Two seconds after the Habs faithful started to let Alfredsson have it, the captain made a pass to the point, where Cory Stillman relayed it toward the net. On the way, Spezza performed another magical act with his stick, deflecting the puck between his own legs and into the top corner by Carey Price.

It was Alfredsson's 83rd point in his 62nd career game against Montreal.

If his back was giving him even minimal discomfort at the time, that assist had to serve as another pill for relief.

STARTS AND STOPS

The best-case scenario is for Murray, the fourth-winningest coach in NHL history, to remain behind the Senators bench beyond this season. If he doesn't, the names at or near the top of his list of successors this time should include former Maple Leafs boss Pat Quinn, Maple Leafs draft pick (12th round, 237th overall, 1988) and current Kitchener Rangers coach Peter Deboer and former Maple Leafs shot-caller Pat Burns .... Turning in a strong game, particularly on the penalty kill, was Antoine Vermette. How much did he and new French Connection mate Martin Lapointe enjoy Vermette's goal, in the corner of that suddenly quiet rink, eh? ... Shean Donovan is snakebitten. He was stopped on a first-period breakaway and again on a partial break in the second as his goal-less drought extended to 30 games ... An idea that is starting to work nicely: Cory Stillman playing the point on the power play. He was doing a lot of good things out there even when he wasn't assisting on a couple of man-advantage goals.

BETWEEN PERIODS

Brian Lee has felt no discouragement spending the season in Binghamton, while other prospects around him have been summoned for a look by the big club. "I'm happy for the guys that come up here," said the Senators' first-round pick, ninth overall, in the 2005 NHL entry draft. "We're a close team down there and whenever somebody gets the call, everybody's giving them congratulations, shaking their hand and wishing them luck." Now, bad luck appears to be turning into a positive for the 20-year-old defenceman. Lee, who has missed the past 12 games with a bone bruise on his ankle from blocking a shot, is close to making a return. When he does, it could very well be with Ottawa. Depending on their situation in the standings, the Senators are likely to activate Lee during the final 10 games. "I wanted to be here this year, since this year didn't really work out, then yeah, next year becomes the year," Lee, who has three goals, 22 assists and 51 penalty minutes in his first year of pro, said earlier this week at Scotiabank Place -- unaware the Senators might give him a look over the next couple of weeks. "But that's not up to me really. It's been a fun year in Binghamton, I got to play in the all-star game and I've really learned a lot down there and feel I've progressed along the curve. I feel it's been very beneficial down there and hope it'll help me out in the long run."

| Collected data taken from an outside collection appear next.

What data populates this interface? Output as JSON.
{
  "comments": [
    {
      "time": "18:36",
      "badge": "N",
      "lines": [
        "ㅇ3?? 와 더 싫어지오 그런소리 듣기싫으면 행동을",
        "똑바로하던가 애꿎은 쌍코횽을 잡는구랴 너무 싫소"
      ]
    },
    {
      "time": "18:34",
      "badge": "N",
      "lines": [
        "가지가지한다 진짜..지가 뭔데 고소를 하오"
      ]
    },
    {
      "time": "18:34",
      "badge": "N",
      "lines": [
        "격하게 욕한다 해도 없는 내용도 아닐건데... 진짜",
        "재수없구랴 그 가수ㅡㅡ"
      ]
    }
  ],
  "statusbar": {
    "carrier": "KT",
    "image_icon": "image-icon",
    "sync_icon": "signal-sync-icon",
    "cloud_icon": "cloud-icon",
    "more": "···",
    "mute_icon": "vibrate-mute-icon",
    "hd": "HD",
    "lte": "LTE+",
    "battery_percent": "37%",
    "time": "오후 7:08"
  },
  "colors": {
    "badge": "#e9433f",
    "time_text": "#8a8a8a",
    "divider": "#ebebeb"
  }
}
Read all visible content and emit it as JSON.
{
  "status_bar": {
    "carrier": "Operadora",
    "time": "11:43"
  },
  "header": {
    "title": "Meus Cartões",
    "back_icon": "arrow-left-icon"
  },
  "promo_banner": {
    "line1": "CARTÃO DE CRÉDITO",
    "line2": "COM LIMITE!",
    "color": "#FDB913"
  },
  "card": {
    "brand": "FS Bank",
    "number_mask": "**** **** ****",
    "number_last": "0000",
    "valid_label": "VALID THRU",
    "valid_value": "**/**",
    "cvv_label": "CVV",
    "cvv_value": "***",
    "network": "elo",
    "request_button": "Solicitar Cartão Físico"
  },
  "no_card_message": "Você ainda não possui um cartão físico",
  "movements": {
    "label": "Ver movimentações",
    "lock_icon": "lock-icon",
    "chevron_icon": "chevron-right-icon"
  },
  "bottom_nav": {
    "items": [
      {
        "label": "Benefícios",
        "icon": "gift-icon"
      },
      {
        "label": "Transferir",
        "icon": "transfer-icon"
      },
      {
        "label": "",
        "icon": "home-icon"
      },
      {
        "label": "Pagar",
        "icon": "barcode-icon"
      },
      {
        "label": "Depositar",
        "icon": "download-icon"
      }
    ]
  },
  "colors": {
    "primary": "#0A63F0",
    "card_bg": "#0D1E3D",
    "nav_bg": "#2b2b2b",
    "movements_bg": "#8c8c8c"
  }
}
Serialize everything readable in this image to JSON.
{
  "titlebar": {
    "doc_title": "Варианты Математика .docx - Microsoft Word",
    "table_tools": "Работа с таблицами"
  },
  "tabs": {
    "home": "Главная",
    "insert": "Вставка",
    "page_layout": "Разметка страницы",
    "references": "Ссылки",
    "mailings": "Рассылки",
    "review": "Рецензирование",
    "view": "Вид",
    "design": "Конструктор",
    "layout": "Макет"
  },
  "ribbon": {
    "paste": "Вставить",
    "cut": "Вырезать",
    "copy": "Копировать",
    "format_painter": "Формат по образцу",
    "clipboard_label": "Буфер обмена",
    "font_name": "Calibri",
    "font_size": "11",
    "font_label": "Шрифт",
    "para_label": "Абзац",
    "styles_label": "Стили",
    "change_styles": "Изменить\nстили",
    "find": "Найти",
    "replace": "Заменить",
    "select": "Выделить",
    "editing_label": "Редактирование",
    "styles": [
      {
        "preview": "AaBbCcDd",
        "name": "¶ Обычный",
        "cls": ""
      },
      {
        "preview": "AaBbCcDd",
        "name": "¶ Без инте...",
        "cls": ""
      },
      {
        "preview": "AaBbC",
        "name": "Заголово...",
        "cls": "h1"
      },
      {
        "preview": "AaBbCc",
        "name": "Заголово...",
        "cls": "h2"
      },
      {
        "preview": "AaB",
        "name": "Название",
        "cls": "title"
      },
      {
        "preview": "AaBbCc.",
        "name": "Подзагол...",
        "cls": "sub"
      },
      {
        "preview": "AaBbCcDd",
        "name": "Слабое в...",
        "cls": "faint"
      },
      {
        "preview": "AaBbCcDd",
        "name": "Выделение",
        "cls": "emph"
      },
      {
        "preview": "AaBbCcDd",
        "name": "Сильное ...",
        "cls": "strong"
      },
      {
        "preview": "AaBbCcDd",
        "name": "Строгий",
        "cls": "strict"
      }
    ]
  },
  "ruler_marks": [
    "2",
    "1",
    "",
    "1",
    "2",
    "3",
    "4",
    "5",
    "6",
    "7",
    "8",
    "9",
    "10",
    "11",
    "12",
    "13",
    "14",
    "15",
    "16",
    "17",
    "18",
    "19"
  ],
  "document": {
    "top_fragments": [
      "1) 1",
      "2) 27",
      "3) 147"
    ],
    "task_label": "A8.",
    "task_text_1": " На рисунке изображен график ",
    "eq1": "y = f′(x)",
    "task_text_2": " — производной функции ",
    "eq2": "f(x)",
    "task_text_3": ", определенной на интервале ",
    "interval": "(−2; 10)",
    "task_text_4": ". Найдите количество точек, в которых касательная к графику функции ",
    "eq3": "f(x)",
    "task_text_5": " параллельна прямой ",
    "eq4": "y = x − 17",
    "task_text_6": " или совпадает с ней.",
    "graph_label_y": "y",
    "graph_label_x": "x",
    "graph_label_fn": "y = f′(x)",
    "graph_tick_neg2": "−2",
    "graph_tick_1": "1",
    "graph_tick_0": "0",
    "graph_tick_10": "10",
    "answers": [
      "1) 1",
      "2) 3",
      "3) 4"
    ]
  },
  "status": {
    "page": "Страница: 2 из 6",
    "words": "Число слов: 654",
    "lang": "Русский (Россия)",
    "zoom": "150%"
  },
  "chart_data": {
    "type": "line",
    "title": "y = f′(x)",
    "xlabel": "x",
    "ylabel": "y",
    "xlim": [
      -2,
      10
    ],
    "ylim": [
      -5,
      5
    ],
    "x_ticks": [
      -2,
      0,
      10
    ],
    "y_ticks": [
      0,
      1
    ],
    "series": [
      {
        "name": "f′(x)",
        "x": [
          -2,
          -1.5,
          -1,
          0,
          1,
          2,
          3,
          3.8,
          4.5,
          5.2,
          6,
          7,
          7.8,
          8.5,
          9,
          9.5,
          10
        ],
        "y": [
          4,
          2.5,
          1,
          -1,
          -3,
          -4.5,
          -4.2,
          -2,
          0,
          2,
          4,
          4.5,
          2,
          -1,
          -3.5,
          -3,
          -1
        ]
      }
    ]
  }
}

THINGS THAT MAKE YOU GO HMM...

Overheard a group of Senators watching the Brier on TV in the training room at Bell Centre. Detected some whoopin-it-up for Team Ontario, too. "That's the way we roll," chimed Toronto native Chris Kelly ... If you didn't see the Habs any time other than when they were playing Ottawa, you wouldn't believe their position in the standings. "We know we can skate with them, we know we can play with them," said Montreal winger Michael Ryder. "It just seems we can't put that game on the table when we play them." ... Habs coach Guy Carbonneau, reflecting on the 6-1 loss to the Senators in their prior meeting: "We were really playing well, we were on top of our game," he said. "And they kicked is in the ass." ... Grilled a Habs fan who didn't know the answer to this: What year and against whom did the Canadiens win their first Stanley Cup? If you said 1916 and the Portland Rosebuds, you sir, are correct ... Best save by Martin Gerber through two periods had to be the right pad stop off Alex Kovalev 13 minutes in. And even it didn't appear overly difficult.